Os preços do petróleo encerraram o pregão desta sexta-feira em alta, interrompendo uma sequência de quedas que marcou a semana. O movimento foi puxado por fatores geopolíticos no Oriente Médio e por um possível ajuste técnico, após a commodity renovar níveis mais baixos desde o início do conflito envolvendo Estados Unidos, Israel e Irã.
WTI e Brent fecham em alta
O petróleo WTI para agosto fechou em alta de 2,25% (US$ 1,58), a US$ 71,92 o barril, negociado na New York Mercantile Exchange (Nymex). Já o petróleo Brent para setembro encerrou em alta de 2,21% (US$ 1,63), a US$ 75,50 o barril, negociado na Intercontinental Exchange de Londres (ICE). As cotações reverteram a tendência de baixa observada nos dias anteriores, quando os contratos chegaram a renovar mínimas desde o início do conflito no Oriente Médio.
Tensões no Oriente Médio pesam
Para o analista da IG, Tony Sycamore, os mercados passam a precificar um retorno muito mais rápido dos barris do Oriente Médio do que a maioria havia previsto apenas duas semanas atrás. A avaliação ocorre em meio a novos desdobramentos na região.

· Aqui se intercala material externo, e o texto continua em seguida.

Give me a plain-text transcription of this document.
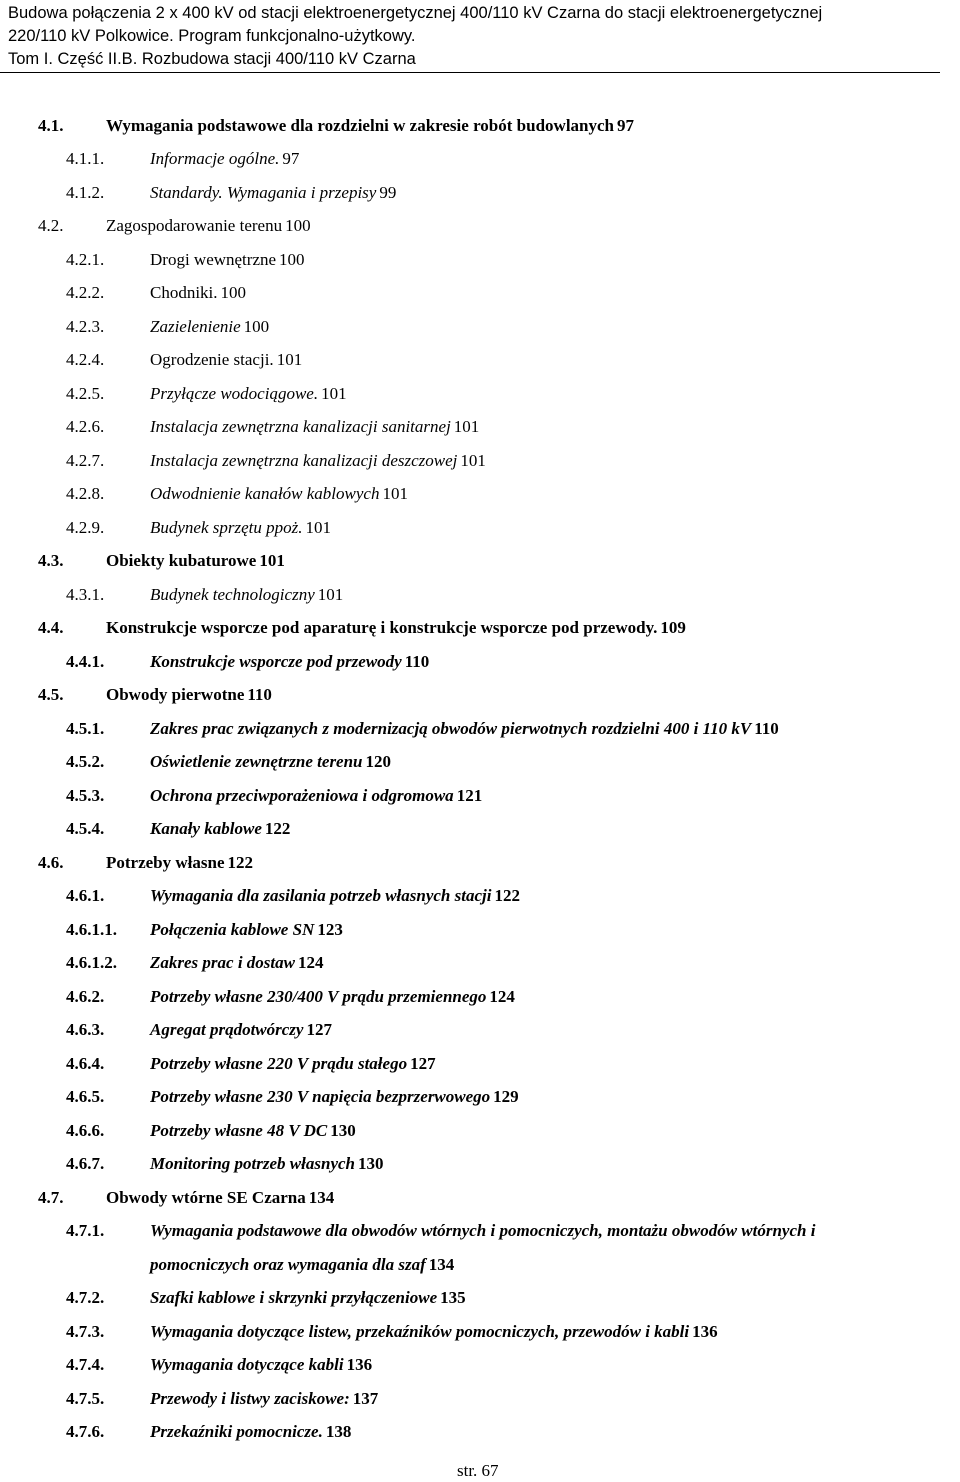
Budowa połączenia 2 x 400 kV od stacji elektroenergetycznej 400/110 kV Czarna do stacji elektroenergetycznej
220/110 kV Polkowice. Program funkcjonalno-użytkowy.
Tom I. Część II.B. Rozbudowa stacji 400/110 kV Czarna
4.1.	Wymagania podstawowe dla rozdzielni w zakresie robót budowlanych 97
4.1.1.	Informacje ogólne. 97
4.1.2.	Standardy. Wymagania i przepisy 99
4.2.	Zagospodarowanie terenu 100
4.2.1.	Drogi wewnętrzne 100
4.2.2.	Chodniki. 100
4.2.3.	Zazielenienie 100
4.2.4.	Ogrodzenie stacji. 101
4.2.5.	Przyłącze wodociągowe. 101
4.2.6.	Instalacja zewnętrzna kanalizacji sanitarnej 101
4.2.7.	Instalacja zewnętrzna kanalizacji deszczowej 101
4.2.8.	Odwodnienie kanałów kablowych 101
4.2.9.	Budynek sprzętu ppoż. 101
4.3.	Obiekty kubaturowe 101
4.3.1.	Budynek technologiczny 101
4.4.	Konstrukcje wsporcze pod aparaturę i konstrukcje wsporcze pod przewody. 109
4.4.1.	Konstrukcje wsporcze pod przewody 110
4.5.	Obwody pierwotne 110
4.5.1.	Zakres prac związanych z modernizacją obwodów pierwotnych rozdzielni 400 i 110 kV 110
4.5.2.	Oświetlenie zewnętrzne terenu 120
4.5.3.	Ochrona przeciwporażeniowa i odgromowa 121
4.5.4.	Kanały kablowe 122
4.6.	Potrzeby własne 122
4.6.1.	Wymagania dla zasilania potrzeb własnych stacji 122
4.6.1.1. Połączenia kablowe SN 123
4.6.1.2. Zakres prac i dostaw 124
4.6.2.	Potrzeby własne 230/400 V prądu przemiennego 124
4.6.3.	Agregat prądotwórczy 127
4.6.4.	Potrzeby własne 220 V prądu stałego 127
4.6.5.	Potrzeby własne 230 V napięcia bezprzerwowego 129
4.6.6.	Potrzeby własne 48 V DC 130
4.6.7.	Monitoring potrzeb własnych 130
4.7.	Obwody wtórne SE Czarna 134
4.7.1.	Wymagania podstawowe dla obwodów wtórnych i pomocniczych, montażu obwodów wtórnych i
pomocniczych oraz wymagania dla szaf 134
4.7.2.	Szafki kablowe i skrzynki przyłączeniowe 135
4.7.3.	Wymagania dotyczące listew, przekaźników pomocniczych, przewodów i kabli 136
4.7.4.	Wymagania dotyczące kabli 136
4.7.5.	Przewody i listwy zaciskowe: 137
4.7.6.	Przekaźniki pomocnicze. 138
str. 67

Após a saída dos Emirados Árabes Unidos da Organização de Países Exportadores de Petróleo (Opep), o Iraque estuda deixar o cartel, caso a organização rejeite a iniciativa de Bagdá de elevar sua cota de produção de petróleo, segundo a Shafaq News. A commodity renovou níveis mais baixos desde o início do conflito envolvendo os Estados Unidos, Israel e o Irã.
Por outro lado, os embarques de petróleo pelo Estreito de Ormuz aumentaram nesta semana para o nível mais alto desde que o conflito no Oriente Médio começou em fevereiro, segundo dados da Kpler.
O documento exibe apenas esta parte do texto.